American bags and accessories design house Coach will acquire its rival Kate Spade for $2.4 billion. In a statement on its site on May 8, the company stated its aim to create a more diverse multi-brand portfolio. It also noted Kate Spade’s “truly unique and differentiated brand positioning” along with with its “strong awareness among consumers, especially millennials.” The deal is also very likely to have a strong impact on the market in China.
Victor Luis, CEO of Coach, in a statement touted the company’s experience operating retail stores around the world and brand building in foreign markets, saying it would be poised to tap Kate Spade’s potential for international expansion.
Kate Spade CEO Craig A. Levitt also anticipated the benefit of Coach’s guidance. He said, “We look forward to working with Coach’s leadership team to leverage their expertise across the business as we continue to innovate and build long-term loyalty with consumers and expand across our product category and geographic axes of growth.”
In recent years, both Coach and Kate Spade have set their sights on sales in China. Coach was one of the first luxury brands to enter China, partnering with regional and local distributors as early as 1998. In 2009, according to an SEC filing, Coach acquired the domestic retail outlets in Hong Kong, Macau, and mainland China that were formerly managed by local distributors.
Over the past decade, Coach has also expanded on the digital front being one of the earliest Western luxury brands to launch a flagship store on Alibaba’s Tmall, the country’s biggest e-commerce platform. In September last year, the brand chose to close the Tmall store to shift its focus to messaging app WeChat, arguably the most significant site of online shopping in China.

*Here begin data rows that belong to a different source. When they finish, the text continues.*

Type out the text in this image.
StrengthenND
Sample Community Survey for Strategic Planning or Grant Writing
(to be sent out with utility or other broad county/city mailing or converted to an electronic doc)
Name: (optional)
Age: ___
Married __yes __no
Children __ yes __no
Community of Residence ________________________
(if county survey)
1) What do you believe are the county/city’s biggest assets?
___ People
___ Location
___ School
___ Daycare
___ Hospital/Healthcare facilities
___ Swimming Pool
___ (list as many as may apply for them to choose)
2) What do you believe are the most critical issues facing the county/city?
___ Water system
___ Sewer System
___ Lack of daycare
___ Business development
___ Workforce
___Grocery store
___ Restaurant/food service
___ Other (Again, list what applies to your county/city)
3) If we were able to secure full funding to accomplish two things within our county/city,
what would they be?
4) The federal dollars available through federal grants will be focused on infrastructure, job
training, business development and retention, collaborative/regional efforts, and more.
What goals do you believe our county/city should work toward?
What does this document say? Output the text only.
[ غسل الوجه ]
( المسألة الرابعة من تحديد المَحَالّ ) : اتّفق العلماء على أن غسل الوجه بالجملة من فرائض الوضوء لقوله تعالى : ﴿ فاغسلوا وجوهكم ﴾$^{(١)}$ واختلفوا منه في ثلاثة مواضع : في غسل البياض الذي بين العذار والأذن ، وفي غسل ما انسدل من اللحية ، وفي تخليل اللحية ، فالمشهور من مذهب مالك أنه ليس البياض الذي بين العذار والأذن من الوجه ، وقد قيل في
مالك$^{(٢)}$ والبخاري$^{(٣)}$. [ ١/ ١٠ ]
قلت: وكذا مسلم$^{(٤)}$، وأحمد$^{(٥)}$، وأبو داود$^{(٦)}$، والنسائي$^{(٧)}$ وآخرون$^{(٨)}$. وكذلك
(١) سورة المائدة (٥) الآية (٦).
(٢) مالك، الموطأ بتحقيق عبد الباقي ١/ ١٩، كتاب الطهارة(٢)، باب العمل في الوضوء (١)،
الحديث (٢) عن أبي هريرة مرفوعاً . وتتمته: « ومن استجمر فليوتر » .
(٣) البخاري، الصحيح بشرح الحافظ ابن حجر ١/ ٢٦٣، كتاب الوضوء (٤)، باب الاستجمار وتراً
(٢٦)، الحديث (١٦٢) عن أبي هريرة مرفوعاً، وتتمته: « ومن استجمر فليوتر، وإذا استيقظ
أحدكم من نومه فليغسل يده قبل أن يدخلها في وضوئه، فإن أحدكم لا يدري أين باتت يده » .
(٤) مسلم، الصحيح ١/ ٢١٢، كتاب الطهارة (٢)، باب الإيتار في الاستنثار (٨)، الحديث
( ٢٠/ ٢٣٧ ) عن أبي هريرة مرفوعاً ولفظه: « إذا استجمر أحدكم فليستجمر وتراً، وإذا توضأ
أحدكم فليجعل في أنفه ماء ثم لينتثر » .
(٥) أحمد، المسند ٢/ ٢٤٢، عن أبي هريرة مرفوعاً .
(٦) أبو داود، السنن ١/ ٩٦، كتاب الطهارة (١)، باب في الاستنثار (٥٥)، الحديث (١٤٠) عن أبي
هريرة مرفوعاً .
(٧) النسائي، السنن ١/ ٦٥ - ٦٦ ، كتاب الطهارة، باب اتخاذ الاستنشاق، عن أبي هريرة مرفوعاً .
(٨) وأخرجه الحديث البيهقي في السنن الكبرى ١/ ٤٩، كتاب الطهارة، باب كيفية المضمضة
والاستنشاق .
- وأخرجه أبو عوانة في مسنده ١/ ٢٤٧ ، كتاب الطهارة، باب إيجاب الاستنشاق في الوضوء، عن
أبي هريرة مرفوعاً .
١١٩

Kate Spade likewise stepped up its China expansion in 2015 when it founded a new joint venture with Walton Brown, a company of the fashion retail and brand management group Lane Crawford Joyce. Through that deal, Kate Spade acquired domestic apparel firm E-Land. In a report by Bloomberg in 2015, Leavitt said China would be the most important source for the brand’s revenue growth going forward, which made it imperative to build a larger presence in that market.
Coach has experienced sustainable growth in China over the past several years. According Forbes, net sales in Greater China were 635.8 million in 2015 compared to 452.8 million in 2013. In fiscal 2016, net sales remained flat from the year before and increased 6 percent on a constant currency basis.
Additionally, Coach’s creative digital marketing strategy, which was ranked third best by digital intelligence firm L2 in 2016, has earned them a great number of loyal Chinese fans.